Chapter 4 “Mapping Density” explains how mapping density allows you to see “patterns of where things are concentrated”. While some maps emphasize specific locations of features, Density maps focus on the patterns of certain features. I thought this was interesting because in the previous chapters we were looking at specific features, like individual crime scenes. With a density map it is more of a broad way of showing where for example the most crimes occur, and through this type of map you can see patterns of where the most crime is located or where there isn’t as much of a concentration of crimes occurring. Density maps can provide you with a density measurement per area. Raster layers are used to create density surfaces. Based on the reading the raster layers allow us to see concentrated features. I think if I’m understanding this correctly, you can have a cell of a map and if you take a radius around that cell you can figure out the  amount of features within that radius and that number is assigned to the cell and after you do that with all of the cells that is where you get your smoothed area of concentrations. Search radius can be large or small. Larger search radiuses show more generalized patterns, while smaller search radiuses show more local variation.

Chapter 5

I am having trouble understanding how all of these maps are different. I think they are different based on the features and also how the features are being analyzed. This chapter seems to be talking about what is going on in an area. You can monitor what’s happening this way, or you can use this information to compare different areas based on what is happening to them. They give the example of potentially mapping the affected area of a toxic plume. If not for this information appropriate action could be taken by the public or those with the ability to handle the situation. You can show boundaries of certain things such as buffers around streams, soil types in a parcel of land, and floodplains. I think that this is an interesting thing that I haven’t thought about before while looking at maps. On the topic of discrete or continuous features, discrete features are features that you can easily identify and they are unique. They are locations, addresses, crimes, etc.
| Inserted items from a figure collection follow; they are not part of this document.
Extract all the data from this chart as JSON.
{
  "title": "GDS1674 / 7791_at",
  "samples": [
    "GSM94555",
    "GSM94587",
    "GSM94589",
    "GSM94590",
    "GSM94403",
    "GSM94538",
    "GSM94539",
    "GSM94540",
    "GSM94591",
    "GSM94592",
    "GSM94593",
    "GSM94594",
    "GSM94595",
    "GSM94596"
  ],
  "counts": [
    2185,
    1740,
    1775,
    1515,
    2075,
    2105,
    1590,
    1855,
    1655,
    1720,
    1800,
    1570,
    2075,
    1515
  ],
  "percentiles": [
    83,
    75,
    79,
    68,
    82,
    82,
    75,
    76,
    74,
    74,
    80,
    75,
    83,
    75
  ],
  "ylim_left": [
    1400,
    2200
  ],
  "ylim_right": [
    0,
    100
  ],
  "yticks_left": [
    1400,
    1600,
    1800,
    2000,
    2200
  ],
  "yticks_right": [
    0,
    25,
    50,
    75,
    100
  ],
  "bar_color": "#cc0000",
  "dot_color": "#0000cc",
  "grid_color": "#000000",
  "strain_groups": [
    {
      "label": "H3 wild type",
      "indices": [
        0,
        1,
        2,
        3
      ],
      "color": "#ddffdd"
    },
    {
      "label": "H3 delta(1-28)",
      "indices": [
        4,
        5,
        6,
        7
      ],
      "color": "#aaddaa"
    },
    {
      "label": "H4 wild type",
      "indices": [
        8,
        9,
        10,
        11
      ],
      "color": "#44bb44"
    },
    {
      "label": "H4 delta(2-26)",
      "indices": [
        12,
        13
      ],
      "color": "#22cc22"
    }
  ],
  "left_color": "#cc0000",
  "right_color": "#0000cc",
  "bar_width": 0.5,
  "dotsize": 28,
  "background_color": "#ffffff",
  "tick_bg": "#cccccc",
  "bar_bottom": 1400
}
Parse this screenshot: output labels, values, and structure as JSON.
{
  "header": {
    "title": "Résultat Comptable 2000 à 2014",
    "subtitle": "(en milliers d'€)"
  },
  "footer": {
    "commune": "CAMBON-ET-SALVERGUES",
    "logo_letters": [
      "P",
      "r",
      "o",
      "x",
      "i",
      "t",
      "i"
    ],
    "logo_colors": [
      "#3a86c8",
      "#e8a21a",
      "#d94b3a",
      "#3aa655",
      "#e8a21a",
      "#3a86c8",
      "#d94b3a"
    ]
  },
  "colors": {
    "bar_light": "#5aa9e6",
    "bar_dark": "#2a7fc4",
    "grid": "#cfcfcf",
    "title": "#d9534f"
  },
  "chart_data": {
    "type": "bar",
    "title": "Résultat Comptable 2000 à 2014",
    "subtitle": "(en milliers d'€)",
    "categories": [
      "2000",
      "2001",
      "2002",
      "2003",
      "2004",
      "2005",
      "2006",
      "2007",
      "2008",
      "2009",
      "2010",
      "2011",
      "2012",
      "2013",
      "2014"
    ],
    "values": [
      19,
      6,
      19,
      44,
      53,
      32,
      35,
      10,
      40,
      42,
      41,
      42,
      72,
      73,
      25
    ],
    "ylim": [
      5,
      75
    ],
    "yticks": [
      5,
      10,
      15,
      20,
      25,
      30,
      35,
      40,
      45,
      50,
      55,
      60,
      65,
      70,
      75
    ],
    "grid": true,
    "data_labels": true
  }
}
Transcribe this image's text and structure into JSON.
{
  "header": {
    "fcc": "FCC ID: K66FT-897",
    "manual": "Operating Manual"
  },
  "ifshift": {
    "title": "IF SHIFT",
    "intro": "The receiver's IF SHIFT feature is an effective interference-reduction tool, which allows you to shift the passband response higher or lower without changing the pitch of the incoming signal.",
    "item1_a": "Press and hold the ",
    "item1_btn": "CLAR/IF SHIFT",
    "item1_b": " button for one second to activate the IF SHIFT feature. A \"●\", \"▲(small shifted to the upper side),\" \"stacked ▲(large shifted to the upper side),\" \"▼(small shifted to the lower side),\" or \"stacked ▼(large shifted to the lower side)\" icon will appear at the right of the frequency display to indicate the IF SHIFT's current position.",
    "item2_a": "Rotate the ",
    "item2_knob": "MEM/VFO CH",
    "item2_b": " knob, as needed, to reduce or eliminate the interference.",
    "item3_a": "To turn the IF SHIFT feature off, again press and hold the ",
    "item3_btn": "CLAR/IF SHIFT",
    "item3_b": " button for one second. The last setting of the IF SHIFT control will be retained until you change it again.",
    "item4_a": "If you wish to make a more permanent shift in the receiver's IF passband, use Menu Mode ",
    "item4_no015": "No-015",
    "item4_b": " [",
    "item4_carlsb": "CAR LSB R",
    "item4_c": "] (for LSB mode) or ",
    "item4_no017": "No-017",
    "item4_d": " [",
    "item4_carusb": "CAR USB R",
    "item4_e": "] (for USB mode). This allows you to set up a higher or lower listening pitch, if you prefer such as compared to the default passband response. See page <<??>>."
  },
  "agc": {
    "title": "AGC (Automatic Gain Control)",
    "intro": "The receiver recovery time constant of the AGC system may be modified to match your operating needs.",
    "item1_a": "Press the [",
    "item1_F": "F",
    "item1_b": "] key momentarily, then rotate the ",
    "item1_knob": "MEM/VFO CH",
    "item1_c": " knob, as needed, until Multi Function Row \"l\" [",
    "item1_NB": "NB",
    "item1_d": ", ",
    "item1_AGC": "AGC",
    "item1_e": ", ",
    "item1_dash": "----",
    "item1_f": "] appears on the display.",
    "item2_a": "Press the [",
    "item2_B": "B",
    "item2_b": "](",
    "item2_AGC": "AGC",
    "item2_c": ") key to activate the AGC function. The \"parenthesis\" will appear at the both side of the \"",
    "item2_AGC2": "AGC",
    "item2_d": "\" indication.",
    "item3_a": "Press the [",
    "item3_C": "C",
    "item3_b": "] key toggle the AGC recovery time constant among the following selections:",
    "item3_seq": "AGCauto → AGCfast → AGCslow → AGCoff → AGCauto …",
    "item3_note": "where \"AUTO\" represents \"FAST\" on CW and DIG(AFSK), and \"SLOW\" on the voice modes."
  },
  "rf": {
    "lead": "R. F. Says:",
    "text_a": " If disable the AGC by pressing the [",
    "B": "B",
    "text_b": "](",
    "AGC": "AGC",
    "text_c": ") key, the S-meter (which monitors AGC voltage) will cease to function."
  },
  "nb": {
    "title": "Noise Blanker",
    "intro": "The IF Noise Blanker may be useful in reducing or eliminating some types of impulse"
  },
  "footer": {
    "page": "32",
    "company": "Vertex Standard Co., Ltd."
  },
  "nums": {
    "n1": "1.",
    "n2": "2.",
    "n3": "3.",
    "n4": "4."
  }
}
With continuous features you can summarize the features for each area.

Chapter6

In the chapter, Finding What’s Nearby, I learned that you can set distances and you can figure out what is going on within these distances of the certain feature you are looking at. You can label the nearness of a feature using distance or travel cost. I have gathered that it is important to know what information you will need because that will help you choose the best way to carry out your analysis. There are three ways of finding out what is nearby. Straight line distance, distance or cost over a network or, cost over a surface. Straight line distance is what you choose a specific source feature and the distance and then the area is found within the distance that you specified. When it comes to layers you need the source feature and then a layer with the distance to form what you are desiring. Straight line distance allows you to create boundaries around a source.  With Distance or cost over a network, I see this as when you put an address in your google maps and it shows you all of the routes and which one is the fastest. At least this is what I have gathered from the reading. Cost over a surface is when you have locations of source features and a travel cost. Adn from that “ “The GIS creates a new layer showing the travel cost from each source feature.” Cost over surface is more for overland travel, while cost or distance over a network is if you are traveling in fixed infrastructure. And for straight line distance this would be used for estimates of travel range.